If implemented, the proposed new rules will require aircraft manufacturers to demonstrate that their product can safely operate in SLD environments. To do so, they will be requested to demonstrate that specific capabilities comply with the new regulation.


At the present time, certification authorities rely primarily on flight-test data for icing certification. Unfortunately flight tests in icing conditions are costly and difficult to achieve. If standard icing conditions are not easy to meet during an icing flight campaign, flight tests in extreme icing conditions, such as Super Cooled droplet (SLD) conditions are still more troublesome. Advantages over the present situation could be achieved by performing part of the certification process through a combination of wind-tunnel testing and numerical simulation; however these approaches must be proven reliable and trustworthy. Indeed, to cover the SLD envelope, there exists a need to extend and improve existing wind-tunnel techniques and numerical simulation tools.

The objectives of this proposal are twofold:

- to reduce aircraft development cost by improving tools and methods for aircraft design and certification in an icing environment;

- to improve safety by providing more reliable icing simulation tools.

Description of Work

Compliance has typically involved actual flights into natural icing conditions, as well as the use of engineering simulations of the natural environment provided by experimental means, icing tunnels and tankers, and analytical methods, namely ice prediction computer codes.

In an effort to improve the reliability of simulations and to prove their accuracy, the methodology chosen here is one integrating basic experiments, wind-tunnel testing and flight testing.

The basic experiments are planned to improve the knowledge of SLD physics. Results from these experiments can be used to define a single SLD droplet basic mathematical model that can be implemented in ice accretion numerical simulation tools. Icing wind-tunnel tests on 'industrial components', such as a wing or an airfoil, will be necessary since they will be used both to validate and to improve numerical tools by identifying the best approach to be used for ice accretion simulation.

Finally, within the EXTICE project, it is planned to compare ice accretion obtained in an icing wind-tunnel test to icing accumulated on a specific test article installed on an aircraft flying in icing conditions. The comparison will be performed by using the same numerical code for the simulation of icing wind-tunnel tests and of in-flight icing, and performing a critical review of all the obtained results.

Expected Results

The expected top-level results will be a fundamental knowledge of the SLD ice accretion environment analysis and the development of European theoretical and experimental capabilities, the so-called engineering tools, to model accurately the SLD encounter effect on aircraft in order to comply with the new icing certification rules.

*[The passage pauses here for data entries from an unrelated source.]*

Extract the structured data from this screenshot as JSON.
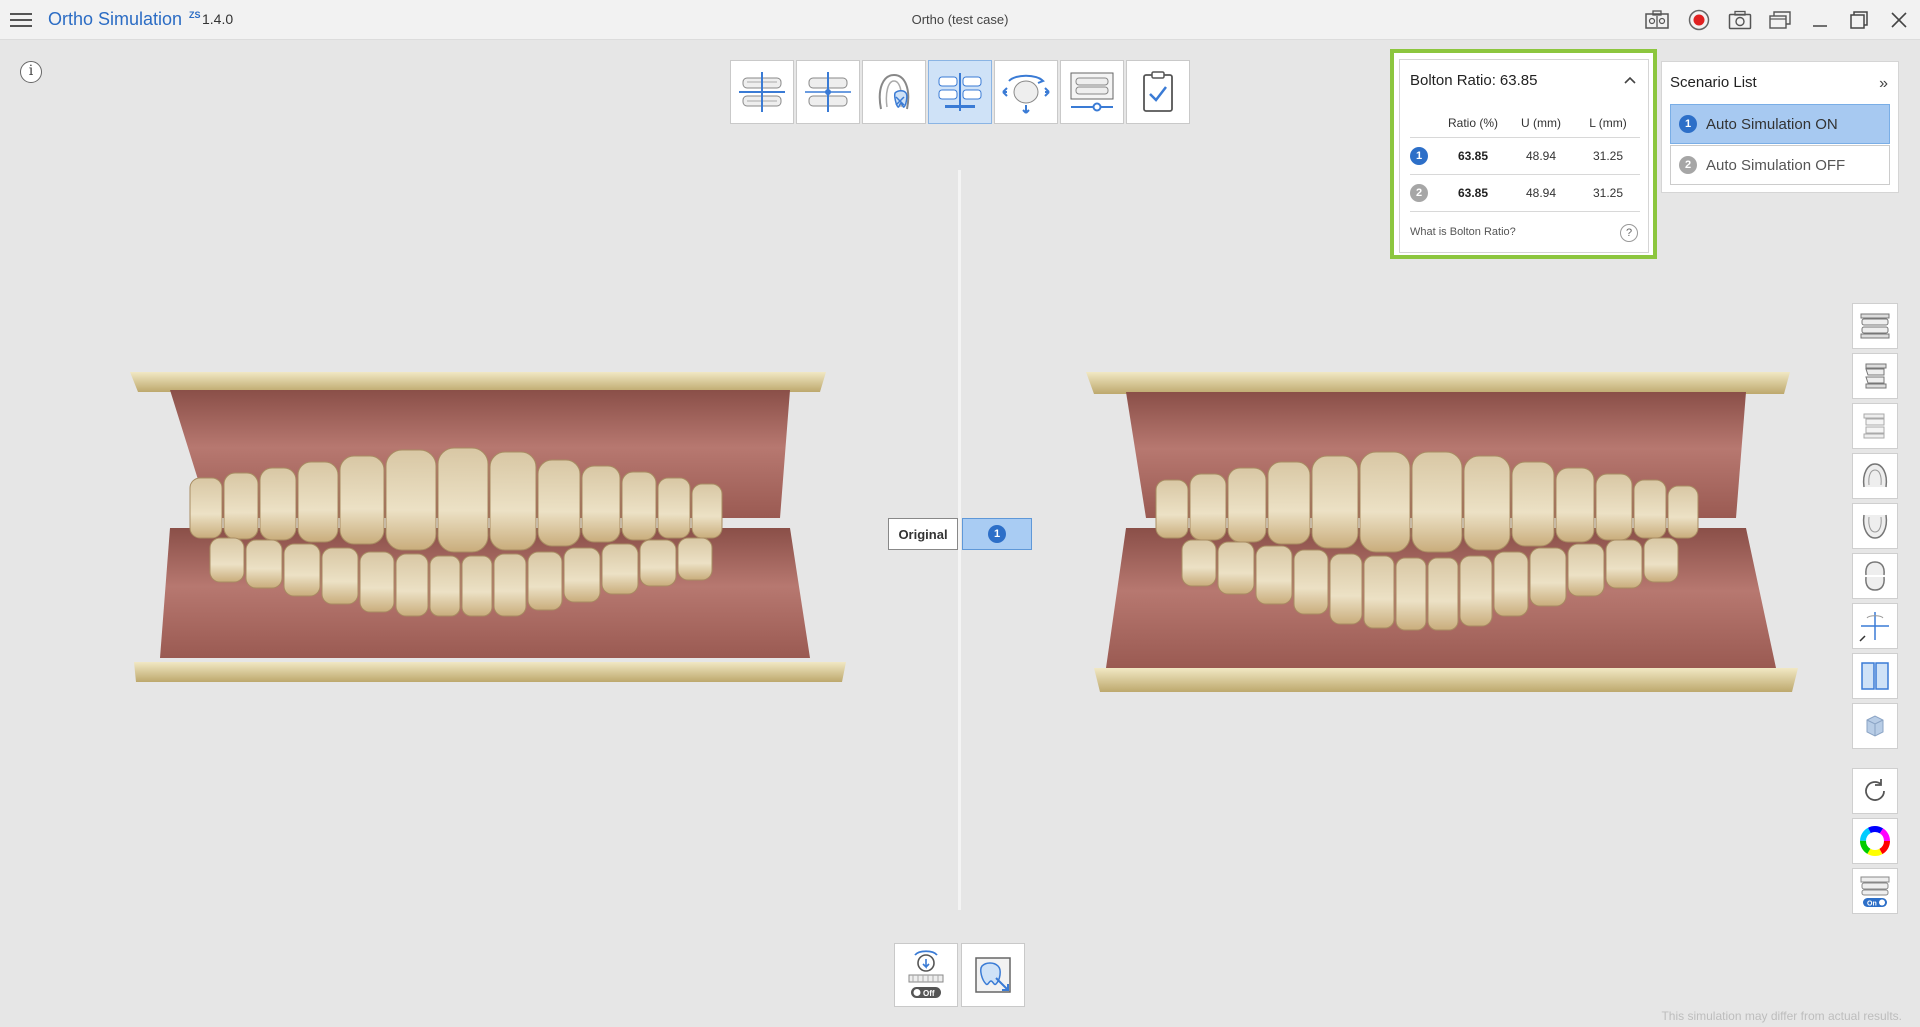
{
  "app": {
    "title": "Ortho Simulation",
    "badge": "ZS",
    "version": "1.4.0",
    "window_title": "Ortho (test case)"
  },
  "titlebar_icons": [
    "capture-compare-icon",
    "record-icon",
    "camera-icon",
    "window-overlay-icon",
    "minimize-icon",
    "maximize-icon",
    "close-icon"
  ],
  "info_label": "i",
  "toolbar": {
    "tools": [
      "bite-alignment-icon",
      "midline-icon",
      "tooth-exclusion-icon",
      "bolton-compare-icon",
      "rotation-adjust-icon",
      "ipr-slider-icon",
      "confirm-checklist-icon"
    ],
    "active_index": 3
  },
  "views": {
    "original_label": "Original",
    "scenario_label": "1"
  },
  "bolton": {
    "title": "Bolton Ratio:",
    "ratio": "63.85",
    "columns": [
      "Ratio (%)",
      "U (mm)",
      "L (mm)"
    ],
    "rows": [
      {
        "num": "1",
        "ratio": "63.85",
        "upper": "48.94",
        "lower": "31.25"
      },
      {
        "num": "2",
        "ratio": "63.85",
        "upper": "48.94",
        "lower": "31.25"
      }
    ],
    "help_text": "What is Bolton Ratio?",
    "help_icon": "?"
  },
  "scenario": {
    "title": "Scenario List",
    "expand": "»",
    "items": [
      {
        "num": "1",
        "label": "Auto Simulation ON",
        "selected": true
      },
      {
        "num": "2",
        "label": "Auto Simulation OFF",
        "selected": false
      }
    ]
  },
  "side_tools": [
    "front-view-icon",
    "left-view-icon",
    "right-view-icon",
    "upper-arch-icon",
    "lower-arch-icon",
    "occlusal-view-icon",
    "axis-view-icon",
    "split-view-icon",
    "cube-view-icon",
    "reset-rotation-icon",
    "color-wheel-icon",
    "toggle-on-icon"
  ],
  "side_toggle_label": "On",
  "bottom_tools": [
    "motion-off-icon",
    "tooth-select-icon"
  ],
  "bottom_toggle_label": "Off",
  "disclaimer": "This simulation may differ from actual results.",
  "colors": {
    "accent": "#2b6cc4",
    "highlight": "#8cc63e",
    "active_tool": "#cfe2f7",
    "selected_item": "#a7c9f1",
    "gum": "#b06e66",
    "tooth": "#e3d2b0",
    "base": "#e8dcae"
  }
}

At the same time a deeper knowledge of SLD impact on aircraft will be obtained and countermeasures from SLD conditions will be investigated.

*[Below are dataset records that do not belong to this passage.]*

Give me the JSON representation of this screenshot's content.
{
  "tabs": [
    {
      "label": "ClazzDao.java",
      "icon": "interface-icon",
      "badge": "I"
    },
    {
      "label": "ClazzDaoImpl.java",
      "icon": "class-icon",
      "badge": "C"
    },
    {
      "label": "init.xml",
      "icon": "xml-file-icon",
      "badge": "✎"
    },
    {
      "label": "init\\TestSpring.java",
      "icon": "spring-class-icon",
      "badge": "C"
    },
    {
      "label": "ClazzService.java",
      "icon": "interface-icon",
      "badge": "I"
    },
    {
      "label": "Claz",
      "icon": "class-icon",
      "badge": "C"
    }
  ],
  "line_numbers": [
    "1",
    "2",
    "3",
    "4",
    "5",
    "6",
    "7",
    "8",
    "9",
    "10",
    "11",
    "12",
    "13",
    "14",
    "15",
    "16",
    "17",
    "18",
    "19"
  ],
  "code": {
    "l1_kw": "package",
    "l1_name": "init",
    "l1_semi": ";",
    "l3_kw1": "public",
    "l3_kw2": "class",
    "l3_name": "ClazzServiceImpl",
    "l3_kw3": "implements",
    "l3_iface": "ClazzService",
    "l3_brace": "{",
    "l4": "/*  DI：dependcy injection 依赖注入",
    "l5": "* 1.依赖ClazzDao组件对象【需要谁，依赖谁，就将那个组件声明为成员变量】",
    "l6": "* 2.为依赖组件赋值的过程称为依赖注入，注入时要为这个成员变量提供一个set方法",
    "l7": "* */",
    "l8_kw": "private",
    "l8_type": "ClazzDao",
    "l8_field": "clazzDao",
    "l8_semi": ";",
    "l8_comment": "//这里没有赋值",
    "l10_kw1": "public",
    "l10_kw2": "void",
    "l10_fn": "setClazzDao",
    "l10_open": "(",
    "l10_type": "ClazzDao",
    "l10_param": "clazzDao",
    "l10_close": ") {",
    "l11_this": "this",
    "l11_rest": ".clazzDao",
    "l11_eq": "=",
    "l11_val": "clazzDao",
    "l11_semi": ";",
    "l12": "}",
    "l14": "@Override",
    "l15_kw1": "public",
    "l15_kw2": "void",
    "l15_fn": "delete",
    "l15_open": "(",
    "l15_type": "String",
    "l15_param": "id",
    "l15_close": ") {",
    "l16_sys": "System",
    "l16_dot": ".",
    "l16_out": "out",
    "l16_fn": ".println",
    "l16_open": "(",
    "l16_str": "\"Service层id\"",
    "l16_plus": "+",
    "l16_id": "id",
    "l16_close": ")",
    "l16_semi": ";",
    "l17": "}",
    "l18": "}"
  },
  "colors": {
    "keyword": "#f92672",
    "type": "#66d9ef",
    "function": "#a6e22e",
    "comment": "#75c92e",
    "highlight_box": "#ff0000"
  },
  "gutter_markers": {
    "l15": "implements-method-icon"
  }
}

Therefore the EXTICE project will contribute to AAT.2007.4.1.1 Design Systems and Tools by improving tools for aircraft design since the improved icing simulation tools developed within the EXTICE project will allow for a more effective design process by reducing required wind-tunnel and flight-test costs. The results will also have an impact on AAT.2007.3.3.2 System and Equipment as knowledge of accumulated ice shapes within the flight envelope will be increased and reliable tools for ice shape simulation will be developed within the EXTICE project.

Concluding the EXTICE project will allow:

a) a decrease in time and costs for aircraft design and certification;

b) an increase in aircraft safety by providing industries with more reliable icing simulation tools.